His literal interpretation of the ethical teachings of Jesus, centering on the Sermon on the Mount, caused him in later life to become a fervent Christian anarchist and anarcho-pacifist. His ideas on nonviolent resistance, expressed in such works as The Kingdom of God Is Within You, were to have a profound impact on such pivotal twentieth-century figures as Mohandas Gandhi and Martin Luther King, Jr.
Changed my life when I first read The Kingdom of God is Within You. Tolstoy's strips off Christianity's mystical veil and showcases the religion as an understanding of life, through the teachings of Jesus. Must've baffled and angered Christian nations when released in 1894, but it's even more relevant today. The Church—whether Catholic, Protestant or Orthodox—is a horrifying concept that's provided political and social power over the masses for so many centuries and Tolstoy strips it bare and proves the ineffectiveness of the Church, their doctrines, icons, relics and objects. Tolstoy makes complete logical sense in my mind, and this is a book I will cherish for the rest of my life.

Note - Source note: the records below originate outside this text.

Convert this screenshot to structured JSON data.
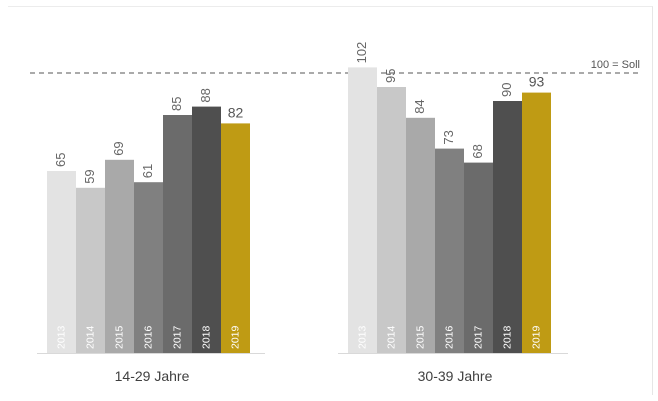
{
  "chart_data": {
    "type": "bar",
    "groups": [
      "14-29 Jahre",
      "30-39 Jahre"
    ],
    "years": [
      "2013",
      "2014",
      "2015",
      "2016",
      "2017",
      "2018",
      "2019"
    ],
    "series": [
      {
        "values": [
          65,
          59,
          69,
          61,
          85,
          88,
          82
        ]
      },
      {
        "values": [
          102,
          95,
          84,
          73,
          68,
          90,
          93
        ]
      }
    ],
    "value_labels": [
      [
        "65",
        "59",
        "69",
        "61",
        "85",
        "88",
        "82"
      ],
      [
        "102",
        "95",
        "84",
        "73",
        "68",
        "90",
        "93"
      ]
    ],
    "reference_line": {
      "value": 100,
      "label": "100 = Soll"
    },
    "colors": [
      "#e3e3e3",
      "#c8c8c8",
      "#a9a9a9",
      "#808080",
      "#6b6b6b",
      "#4f4f4f",
      "#bf9b14"
    ],
    "highlight_color": "#bf9b14",
    "ylim": [
      0,
      110
    ],
    "grid": false,
    "legend": "none"
  }
}
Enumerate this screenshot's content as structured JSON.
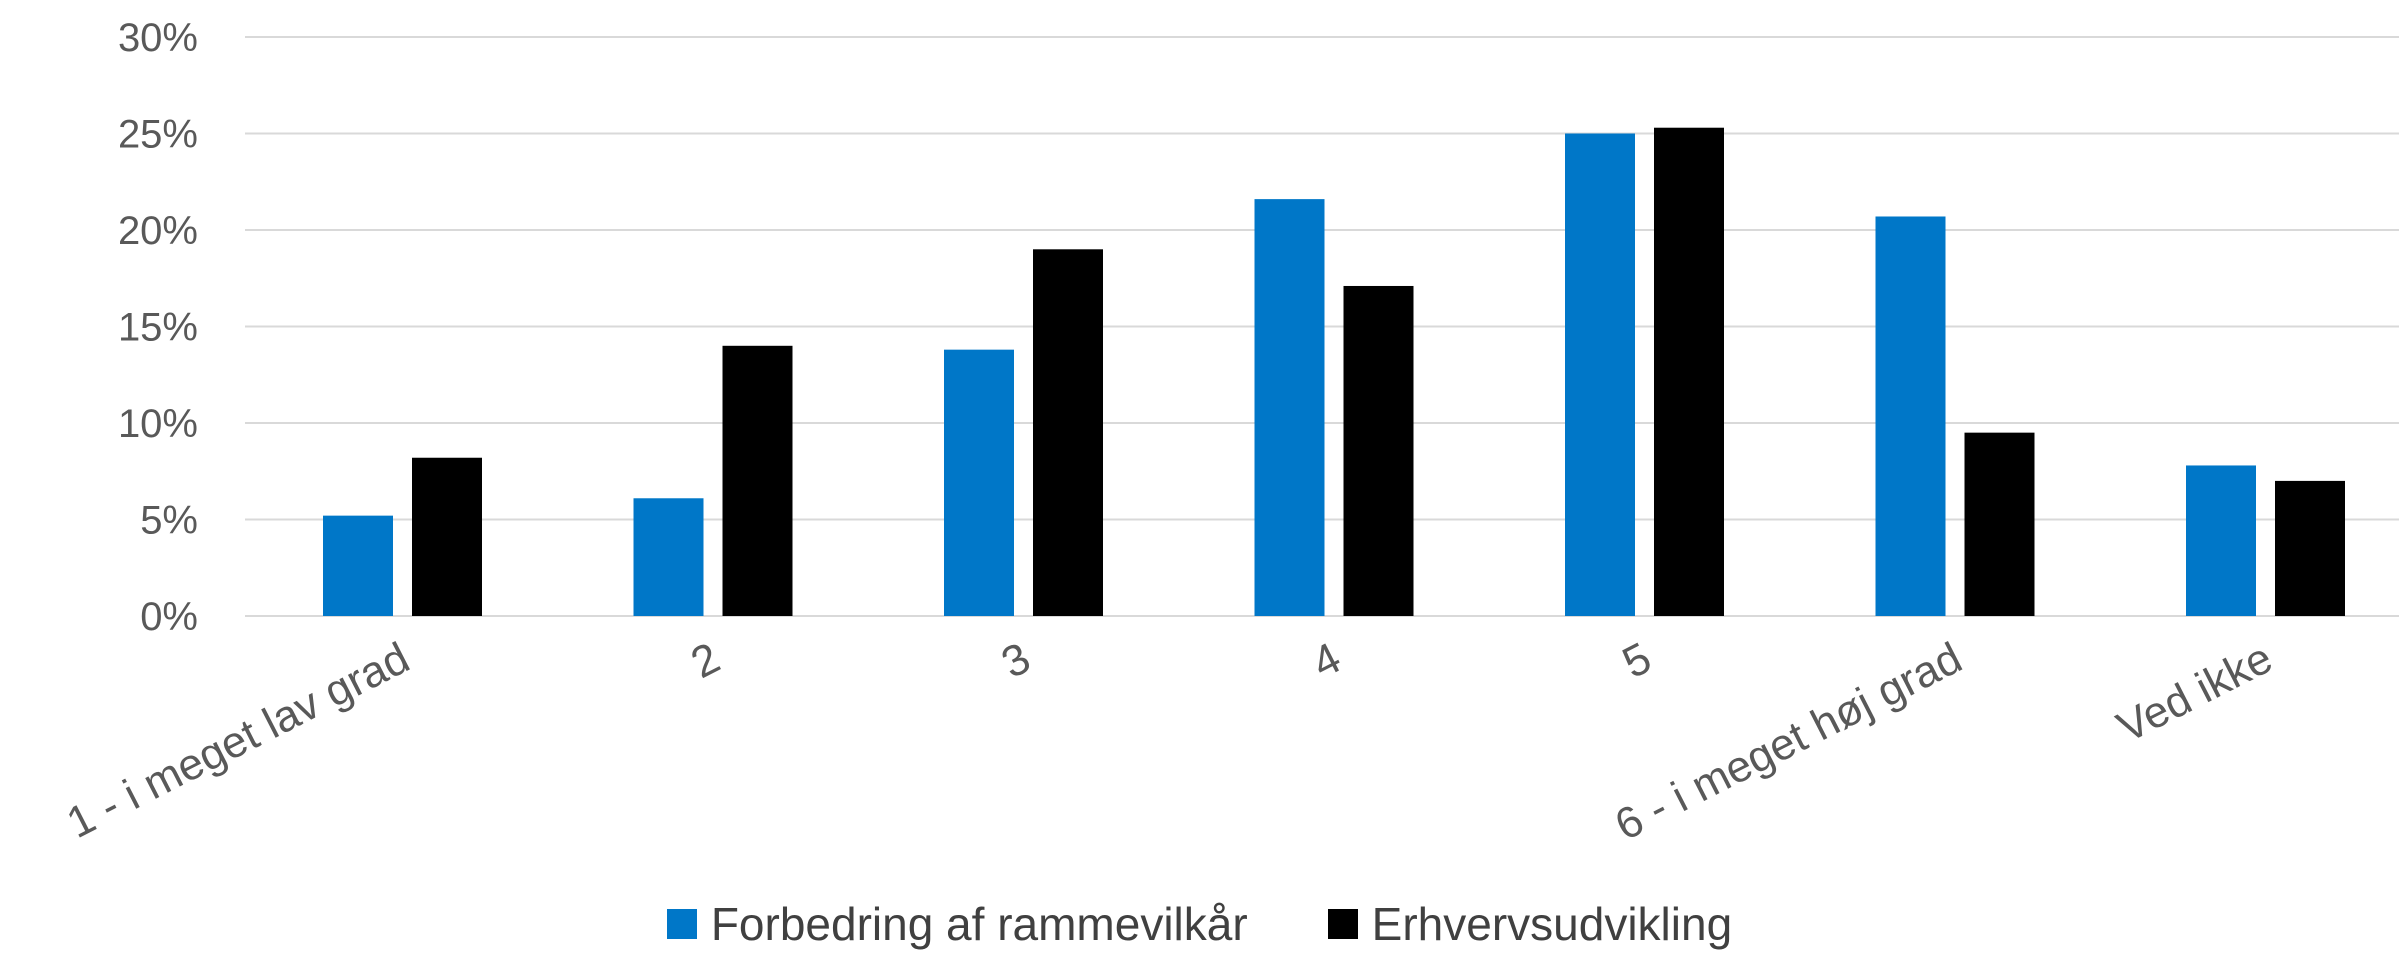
{
  "chart_data": {
    "type": "bar",
    "categories": [
      "1 - i meget lav grad",
      "2",
      "3",
      "4",
      "5",
      "6 - i meget høj grad",
      "Ved ikke"
    ],
    "series": [
      {
        "name": "Forbedring af rammevilkår",
        "color": "#0077C8",
        "values": [
          5.2,
          6.1,
          13.8,
          21.6,
          25.0,
          20.7,
          7.8
        ]
      },
      {
        "name": "Erhvervsudvikling",
        "color": "#000000",
        "values": [
          8.2,
          14.0,
          19.0,
          17.1,
          25.3,
          9.5,
          7.0
        ]
      }
    ],
    "yticks": [
      "0%",
      "5%",
      "10%",
      "15%",
      "20%",
      "25%",
      "30%"
    ],
    "ylim": [
      0,
      30
    ],
    "grid": true,
    "legend": "bottom"
  }
}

“In affirming my belief in Christ's teaching, I could not help explaining why I do not believe, and consider as mistaken, the Church's doctrine, which is usually called Christianity.”
I read this book on my own in college before I had read very much of the bible. I did know Gandhi and his recommendation led me to this collection of Tolstoy's writings about pacifism. Unfortunately, my ignorance of the Christian tradition and Tolstoy's reliance on proof-texting left me unimpressed. What I was looking for were compelling ethical arguments for pacisism, not appeals to traditional authorities or my personal sentiments.